Student thesis: Master Thesis and HD Thesis

  • Mohamed Abdinasib Hussein
For the last couple of decades, a dominant trend has emerged within decentralization scholarship that has shifted focus away from the reform process as a development, governance (re)constructive process, and post-conflict management tool, and towards the litany of empirical data arguing for and against the approach. Despite the theoretical benefits of decentralization accentuating the probable benefits applied to post-conflict conditions, scholarship has largely noted the dangers conceivably emergent from a faulty application of decentralization and the noted empirical benefits to service delivery. In lieu of this the paper pursues on the basis of decentralizations possible benefits in the stabilization and pacification of post-conflict heterogenous states within Africa, an inquiry into why states are enabled to succeed and fail in the decentralization of their provision of health. We propose and set up a comparative analysis centred on two similar cases: Sierra Leone and Rwanda. The former is identified as an unsuccessful case of decentralization, while the later as a successful one.
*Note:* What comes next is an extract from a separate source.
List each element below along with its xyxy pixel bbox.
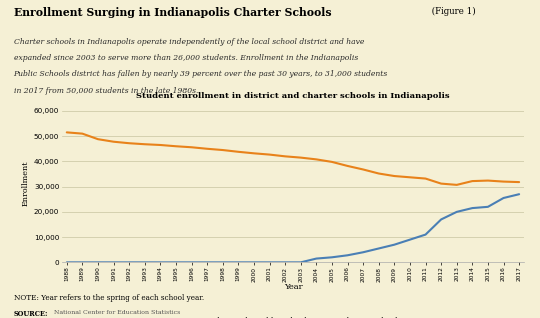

The paper thusly formulates an inquiry into the variance in our outcome of interest and in that endeavour constructs a theoretical framework rooted in a historical institutionalism and informed by Falleti’s theory of sequential decentralization and path dependency. From these the thesis posits that (un)successful decentralization of health occurs primarily on the basis of specific path dependent sequence patterns and/or the from the effect that the initial design of the decentralization types: administrative, fiscal, and political have on overall process. The analysis and comparative examination discovers that (un)successful decentralization of healthcare lay rooted specifically in the design of the initial two reform types and form the willingness of the central government to pursue and entrench decentralization reforms.